Assez poignant par ailleurs de voir de vieux réfugiés ou combattants qui fument, à la fois amer et digne. Des gestes d'hommes silencieux, usés mais libres.
-le film se place dans un référentiel marxiste plaqué de l'extérieur. La guerre israelo palestinienne tout comme la guerre civile libanaise et les tensions meutrières entre Palestiniens et certaines factions libanaises sont vus comme les avatars d'une lutte globale entre le capital et les déshérités (et paradoxalement entre les ex-paysans palestiniens rattachés par leur exil au prolétariat et féodalités foncières et rentières au Liban).
Les combattants de l'OLP sont vus comme un substitut du prolétariat international en lutte. Il ya aussi l'idée que les prolétaires israéliens sera mécaniquement solidaire d'eux, et favoriseraient leur retour, qui sera une double révolution sociale à la fois juive et musulmane.

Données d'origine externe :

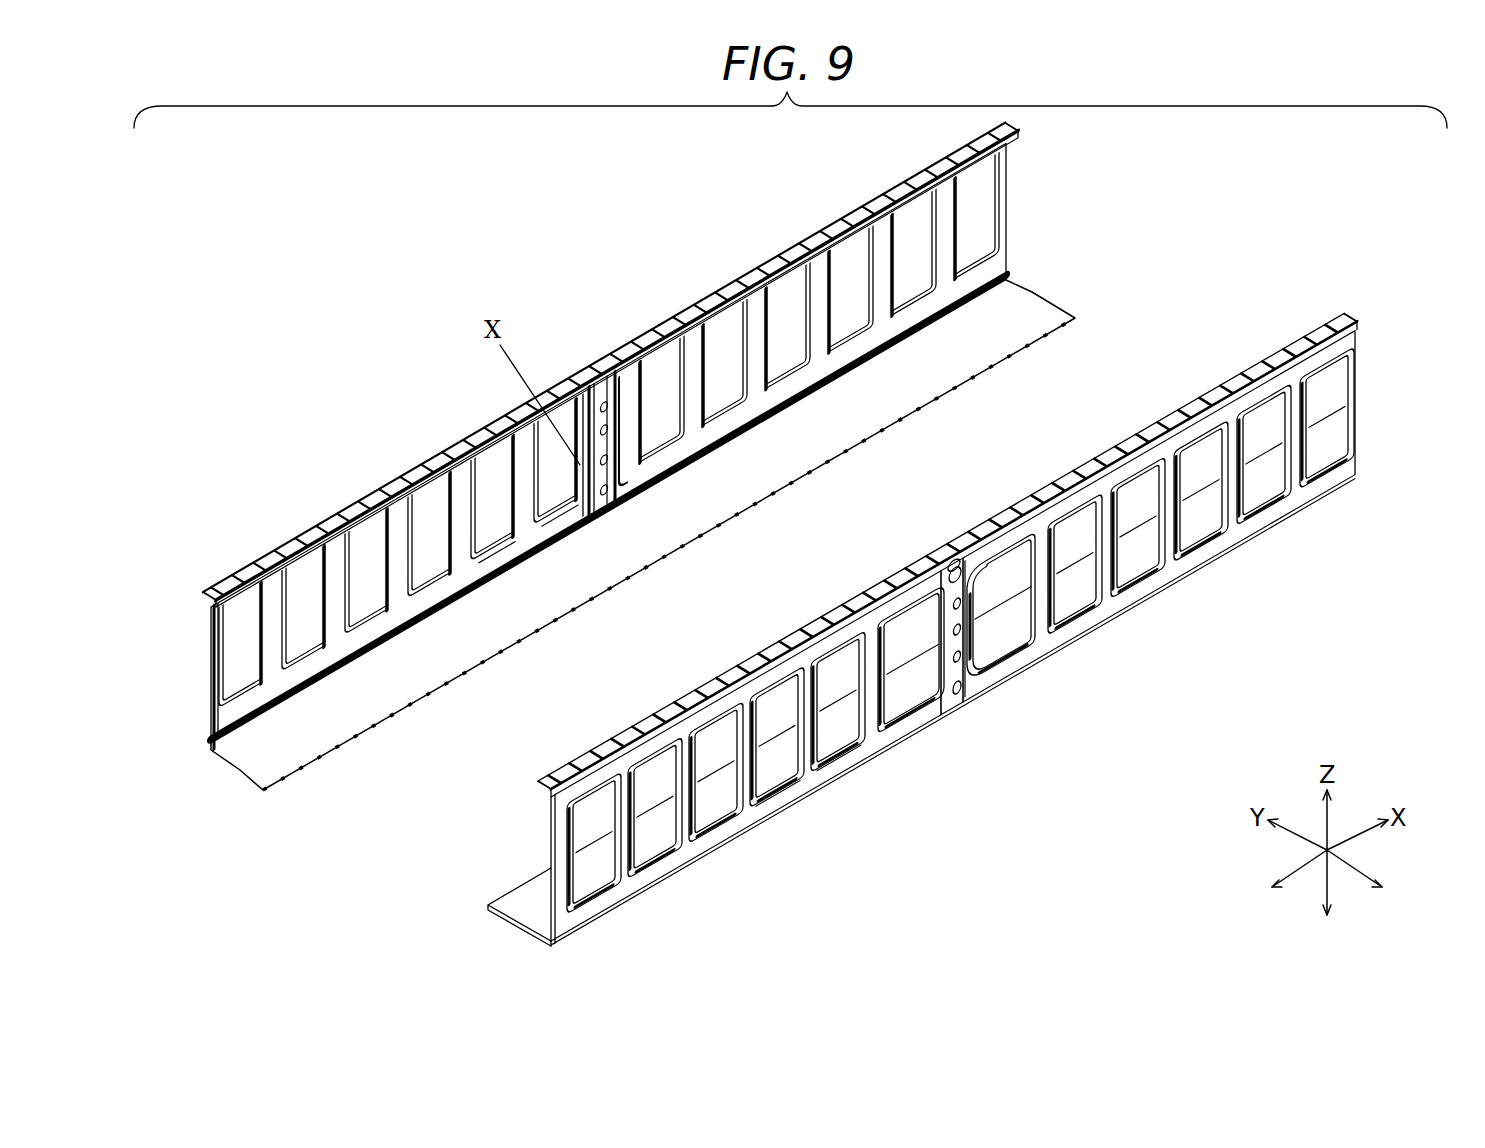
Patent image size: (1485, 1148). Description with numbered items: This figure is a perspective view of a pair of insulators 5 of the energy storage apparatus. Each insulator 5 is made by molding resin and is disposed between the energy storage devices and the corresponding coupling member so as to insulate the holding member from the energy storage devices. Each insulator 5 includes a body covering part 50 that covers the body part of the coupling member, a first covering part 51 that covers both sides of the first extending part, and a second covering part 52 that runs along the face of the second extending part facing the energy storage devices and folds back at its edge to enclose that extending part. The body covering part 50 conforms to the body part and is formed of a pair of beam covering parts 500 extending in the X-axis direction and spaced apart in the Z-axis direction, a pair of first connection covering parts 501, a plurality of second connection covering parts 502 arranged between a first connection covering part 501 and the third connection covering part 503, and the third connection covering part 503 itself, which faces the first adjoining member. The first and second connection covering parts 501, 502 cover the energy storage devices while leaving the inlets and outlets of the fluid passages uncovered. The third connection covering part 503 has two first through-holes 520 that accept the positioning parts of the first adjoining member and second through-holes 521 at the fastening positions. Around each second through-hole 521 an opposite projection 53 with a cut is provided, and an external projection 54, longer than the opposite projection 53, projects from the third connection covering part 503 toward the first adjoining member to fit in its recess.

The insulator 5 is at (772, 538).
The body covering part 50 is at (772, 538).
The first covering part 51 is at (390, 498).
The second covering part 52 is at (330, 718).
The opposite projection 53 is at (612, 505).
The external projection 54 is at (588, 445).
The beam covering part 500 is at (540, 600).
The first connection covering part 501 is at (1010, 172).
The second connection covering part 502 is at (938, 255).
The third connection covering part 503 is at (662, 515).
The first through-hole 520 is at (615, 385).
The second through-hole 521 is at (605, 405).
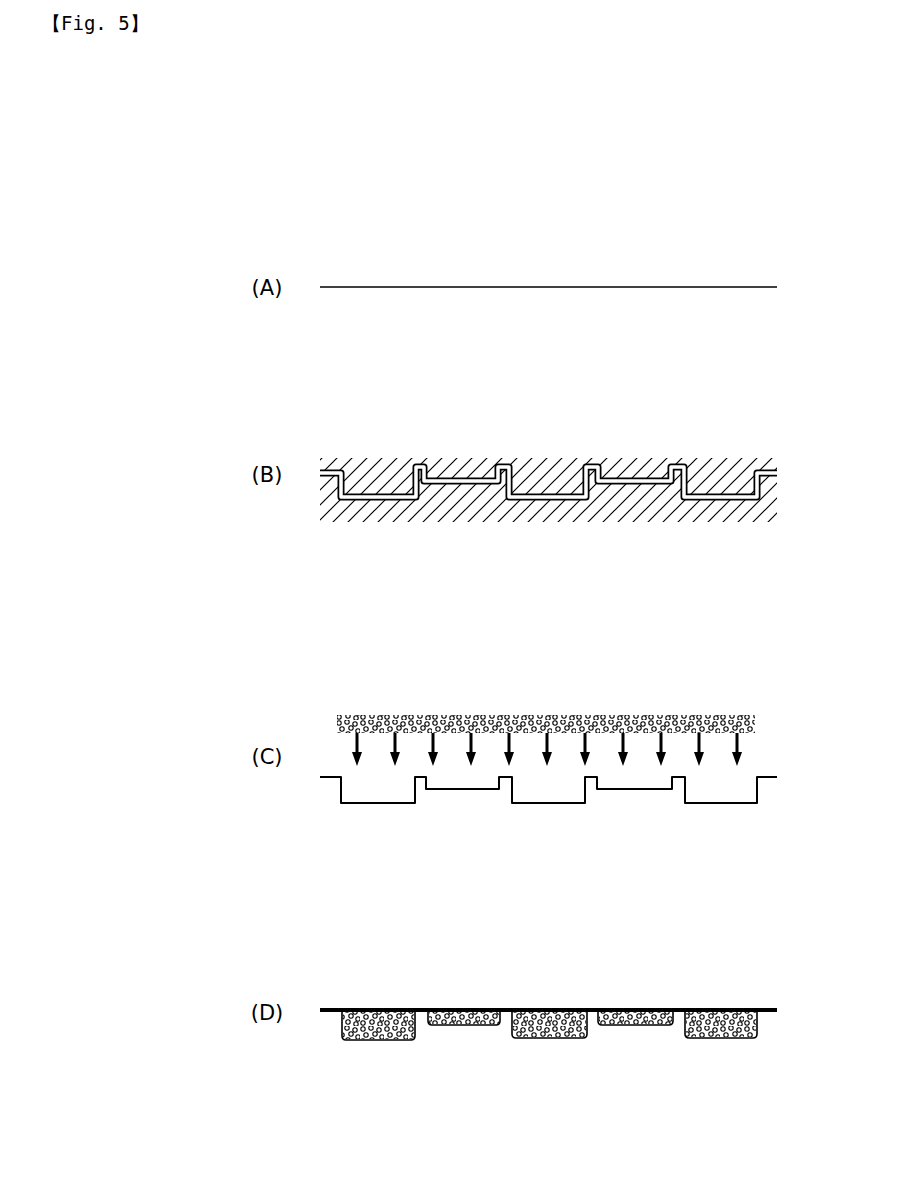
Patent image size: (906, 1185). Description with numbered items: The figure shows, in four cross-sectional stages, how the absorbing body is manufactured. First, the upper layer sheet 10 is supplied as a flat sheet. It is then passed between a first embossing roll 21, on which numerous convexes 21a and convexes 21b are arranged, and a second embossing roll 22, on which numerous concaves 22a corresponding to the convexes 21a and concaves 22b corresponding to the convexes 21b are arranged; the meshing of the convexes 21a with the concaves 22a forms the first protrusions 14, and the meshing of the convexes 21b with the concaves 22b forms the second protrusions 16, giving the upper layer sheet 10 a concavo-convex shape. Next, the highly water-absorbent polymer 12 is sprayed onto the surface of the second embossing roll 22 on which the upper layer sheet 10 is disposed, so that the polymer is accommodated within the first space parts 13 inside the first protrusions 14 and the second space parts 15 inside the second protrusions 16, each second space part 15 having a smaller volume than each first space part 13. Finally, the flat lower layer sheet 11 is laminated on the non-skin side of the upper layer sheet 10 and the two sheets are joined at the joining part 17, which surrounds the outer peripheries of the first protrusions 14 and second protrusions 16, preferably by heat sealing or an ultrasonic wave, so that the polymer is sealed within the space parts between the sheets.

The upper layer sheet 10 is at (553, 287).
The lower layer sheet 11 is at (543, 1006).
The highly water-absorbent polymer 12 is at (548, 717).
The first space part 13 is at (383, 790).
The first protrusion 14 is at (528, 806).
The second space part 15 is at (440, 780).
The second protrusion 16 is at (472, 790).
The joining part 17 is at (503, 1006).
The first embossing roll 21 is at (545, 465).
The convex 21a is at (567, 487).
The convex 21b is at (465, 475).
The second embossing roll 22 is at (550, 514).
The concave 22a is at (584, 505).
The concave 22b is at (462, 492).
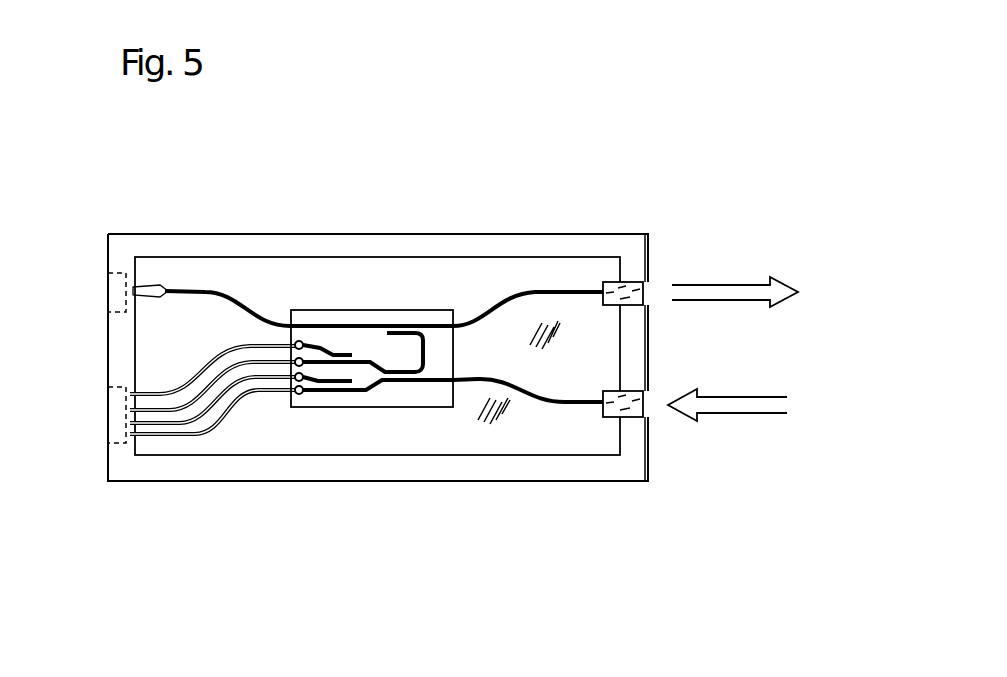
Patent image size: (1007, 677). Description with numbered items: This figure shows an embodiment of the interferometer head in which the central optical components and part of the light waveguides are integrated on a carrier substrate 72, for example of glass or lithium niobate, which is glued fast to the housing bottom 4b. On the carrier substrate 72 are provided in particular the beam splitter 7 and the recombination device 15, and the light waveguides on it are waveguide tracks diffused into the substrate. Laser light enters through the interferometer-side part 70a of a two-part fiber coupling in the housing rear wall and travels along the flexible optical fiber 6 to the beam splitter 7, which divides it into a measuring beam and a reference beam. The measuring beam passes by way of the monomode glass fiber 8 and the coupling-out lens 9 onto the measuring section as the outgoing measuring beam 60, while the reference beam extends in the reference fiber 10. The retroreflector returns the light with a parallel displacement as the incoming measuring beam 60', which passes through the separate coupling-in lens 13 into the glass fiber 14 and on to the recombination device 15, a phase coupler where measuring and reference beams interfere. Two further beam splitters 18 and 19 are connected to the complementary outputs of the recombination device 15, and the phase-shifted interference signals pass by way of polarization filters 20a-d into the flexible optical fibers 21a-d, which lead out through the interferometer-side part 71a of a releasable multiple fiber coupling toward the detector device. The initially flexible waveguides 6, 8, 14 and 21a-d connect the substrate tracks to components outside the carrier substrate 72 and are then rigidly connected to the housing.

The housing bottom 4b is at (494, 437).
The flexible optical fiber 6 is at (234, 308).
The beam splitter 7 is at (402, 314).
The monomode glass fiber 8 is at (545, 290).
The coupling-out lens 9 is at (624, 290).
The reference fiber 10 is at (433, 372).
The coupling-in lens 13 is at (628, 417).
The glass fiber 14 is at (546, 402).
The recombination device 15 is at (408, 387).
The beam splitter 18 is at (333, 352).
The beam splitter 19 is at (337, 409).
The polarization filters 20a-d is at (299, 409).
The flexible optical fibers 21a-d is at (182, 445).
The outgoing measuring beam 60 is at (735, 238).
The incoming measuring beam 60' is at (727, 452).
The part of the fiber coupling 70a is at (107, 293).
The part of the fiber coupling 71a is at (117, 417).
The carrier substrate 72 is at (378, 408).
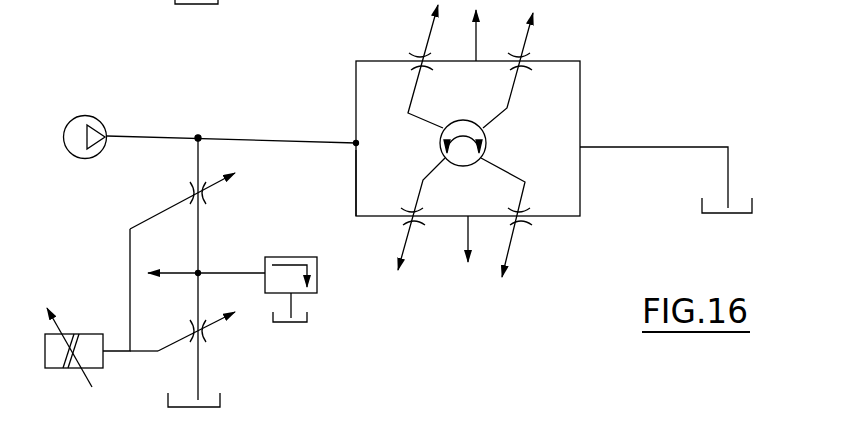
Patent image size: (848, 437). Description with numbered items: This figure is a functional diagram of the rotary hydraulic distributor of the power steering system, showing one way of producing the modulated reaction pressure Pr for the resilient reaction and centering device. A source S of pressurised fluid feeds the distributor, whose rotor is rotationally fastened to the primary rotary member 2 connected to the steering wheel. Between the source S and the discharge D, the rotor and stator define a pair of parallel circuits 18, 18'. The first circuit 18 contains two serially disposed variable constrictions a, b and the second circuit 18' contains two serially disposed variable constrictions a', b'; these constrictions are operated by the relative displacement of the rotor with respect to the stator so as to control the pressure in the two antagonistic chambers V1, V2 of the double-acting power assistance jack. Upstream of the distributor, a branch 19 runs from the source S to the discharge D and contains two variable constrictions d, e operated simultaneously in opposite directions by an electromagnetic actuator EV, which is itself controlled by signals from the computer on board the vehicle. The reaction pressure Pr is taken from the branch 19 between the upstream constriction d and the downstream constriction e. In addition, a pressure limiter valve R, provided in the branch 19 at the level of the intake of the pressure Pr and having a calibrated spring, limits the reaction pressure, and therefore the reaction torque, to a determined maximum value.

The primary rotary member 2 is at (487, 143).
The parallel circuit 18 is at (444, 138).
The parallel circuit 18' is at (327, 183).
The branch 19 is at (196, 159).
The source of pressurised fluid S is at (85, 124).
The pressure limiter valve R is at (318, 281).
The electromagnetic actuator EV is at (74, 346).
The discharge D is at (460, 216).
The reaction pressure Pr is at (174, 261).
The chamber V1 is at (491, 30).
The chamber V2 is at (470, 256).
The variable constriction a is at (427, 66).
The variable constriction b is at (516, 70).
The variable constriction a' is at (421, 214).
The variable constriction b' is at (510, 217).
The variable constriction d is at (182, 201).
The variable constriction e is at (196, 331).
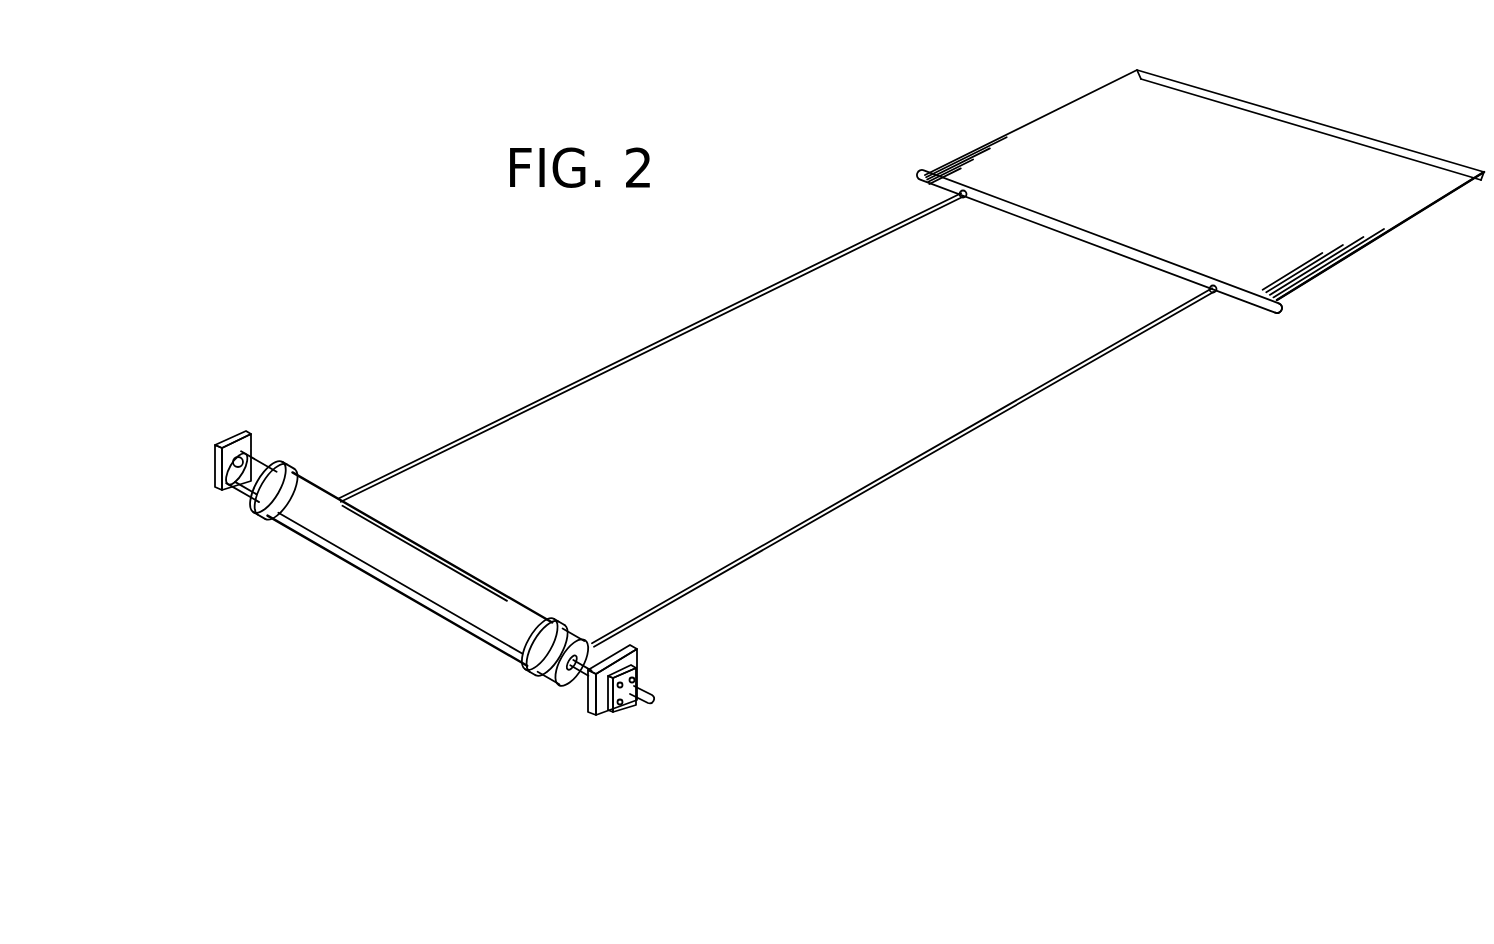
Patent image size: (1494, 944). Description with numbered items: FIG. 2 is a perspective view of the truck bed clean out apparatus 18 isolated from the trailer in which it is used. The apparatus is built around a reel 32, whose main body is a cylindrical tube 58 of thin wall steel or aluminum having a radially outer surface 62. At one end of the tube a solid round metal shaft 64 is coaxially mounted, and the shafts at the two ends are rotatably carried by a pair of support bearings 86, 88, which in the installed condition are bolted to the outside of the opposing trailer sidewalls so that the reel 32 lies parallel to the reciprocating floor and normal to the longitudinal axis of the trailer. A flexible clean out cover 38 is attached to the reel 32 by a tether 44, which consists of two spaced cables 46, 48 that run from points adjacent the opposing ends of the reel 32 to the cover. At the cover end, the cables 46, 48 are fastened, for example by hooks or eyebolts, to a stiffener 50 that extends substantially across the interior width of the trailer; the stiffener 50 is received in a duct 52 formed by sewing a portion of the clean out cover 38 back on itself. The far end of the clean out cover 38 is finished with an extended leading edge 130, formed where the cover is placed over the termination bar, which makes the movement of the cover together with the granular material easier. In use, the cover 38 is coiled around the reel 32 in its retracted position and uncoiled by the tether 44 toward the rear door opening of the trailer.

The clean out apparatus 18 is at (530, 338).
The reel 32 is at (408, 595).
The clean out cover 38 is at (1330, 148).
The tether 44 is at (776, 420).
The cable 46 is at (878, 488).
The cable 48 is at (525, 421).
The stiffener 50 is at (1284, 312).
The duct 52 is at (912, 166).
The cylindrical tube 58 is at (532, 683).
The radially outer surface 62 is at (451, 594).
The shaft 64 is at (652, 696).
The support bearing 86 is at (597, 722).
The support bearing 88 is at (210, 504).
The leading edge 130 is at (1428, 146).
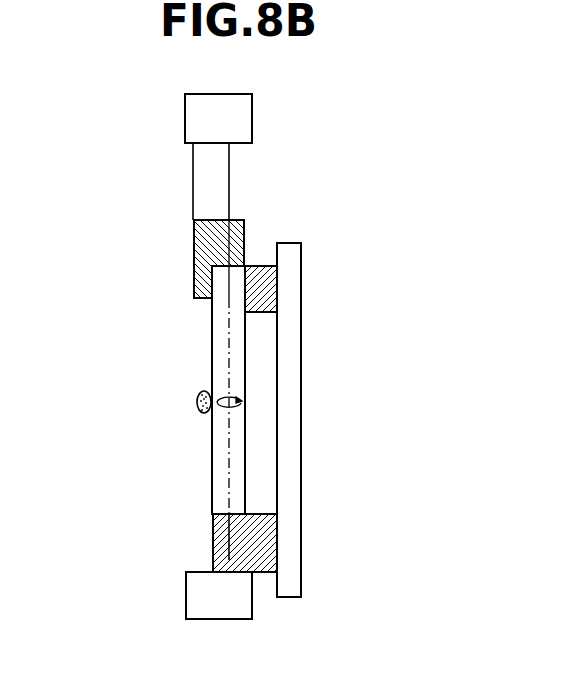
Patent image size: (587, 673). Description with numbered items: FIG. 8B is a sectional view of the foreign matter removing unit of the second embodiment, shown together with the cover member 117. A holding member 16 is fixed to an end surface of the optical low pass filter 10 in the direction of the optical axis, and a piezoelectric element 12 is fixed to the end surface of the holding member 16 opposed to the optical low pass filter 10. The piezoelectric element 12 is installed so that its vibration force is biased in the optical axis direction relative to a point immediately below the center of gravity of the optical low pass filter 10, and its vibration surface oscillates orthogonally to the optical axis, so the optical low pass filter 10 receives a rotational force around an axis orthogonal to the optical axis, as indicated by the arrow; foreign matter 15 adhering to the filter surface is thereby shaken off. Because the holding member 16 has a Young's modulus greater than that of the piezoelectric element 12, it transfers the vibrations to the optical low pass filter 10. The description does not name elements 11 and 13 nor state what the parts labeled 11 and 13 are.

The optical low pass filter 10 is at (215, 323).
The bearing 11 is at (276, 297).
The piezoelectric element 12 is at (200, 184).
The lower support member 13 is at (205, 593).
The foreign matter 15 is at (197, 403).
The holding member 16 is at (200, 248).
The cover member 117 is at (292, 258).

Le populisme raciste qui travaille les frustrations sociales et les jalousies par la base n'apparait pas du tout à l'image,
C'est assez étonnant car par exemple Elise ou la vraie vie de Claire Etcherelli, sur la guerre d'Algérie, voit quelques année avant bien combien les communistes sont mal équipés face à cela.
Il n'est icu pas anticipé . Il faudrait que les Israéliens se sentent moralement aussi dépossédés que les Palestiniens le sont territorialement pour qu'il y ait un après-conflit. Mais la coexistence vise alors à produire elle-même une hypothétique révolution, elle est une médiation de plus, à la fois hypothétique et temporaire, plutôt qu'une fin valant pour elle-même.
Cette illusion (ou pour être plus juste cette représentation) est aussi renforcée par l'insistance sur les jeunes femmes palestinienne, qui revendiquent à la fois la lutte palestineienne, une conscience sociale reconnue et profesionnalisée, par des rôles de soignant ou de medécins, et une critique féministe de leur propre société (ce sont les seule sà s'exprimer en anglais).
Cependant le fait que ces femmes soient en rupture (que l'on sent implicite et difficile) avec le conservatisme voire le risque islamiste dans leur société ne les transforme pas automatiquement en prolétaire (au contraire, leur psychologie tend alors plutôt à les rattacher à la classe moyenne).
Il y a déjà un piège qui leur est involontairement tendu par l'opinion qui les soutient ici : par sa difficulté-même, le combat des Palestiniens s'intégrerait dans une représentation internationaliste des luttes marxistes, qui étaient elles-mêmes en crise à l'époque. Ils seraient à la fois sacrifiés militairement à l'échelon régional, et régénérateur, mais sur un plan plus sociologique, au plan de la gauche internationale.
Néanmoins ce biais est aussi un volontarisme moral sincère, qui envisage un après-conflit, ne fut-ce que comme idée et limite historique, à la fois laïque et messianique . La paix est aussi infigurable que l'ennemi, mais c'est depuis celle-ci que le film adopte son point de vue . Le point de vue "marxisant", intégralement moral, de van der Keuken est paradoxalement très conscient que la paix politique demandait alors déjà le même type de foi et d'acceptation de l'inconnu, d'engagement, qu'une religion.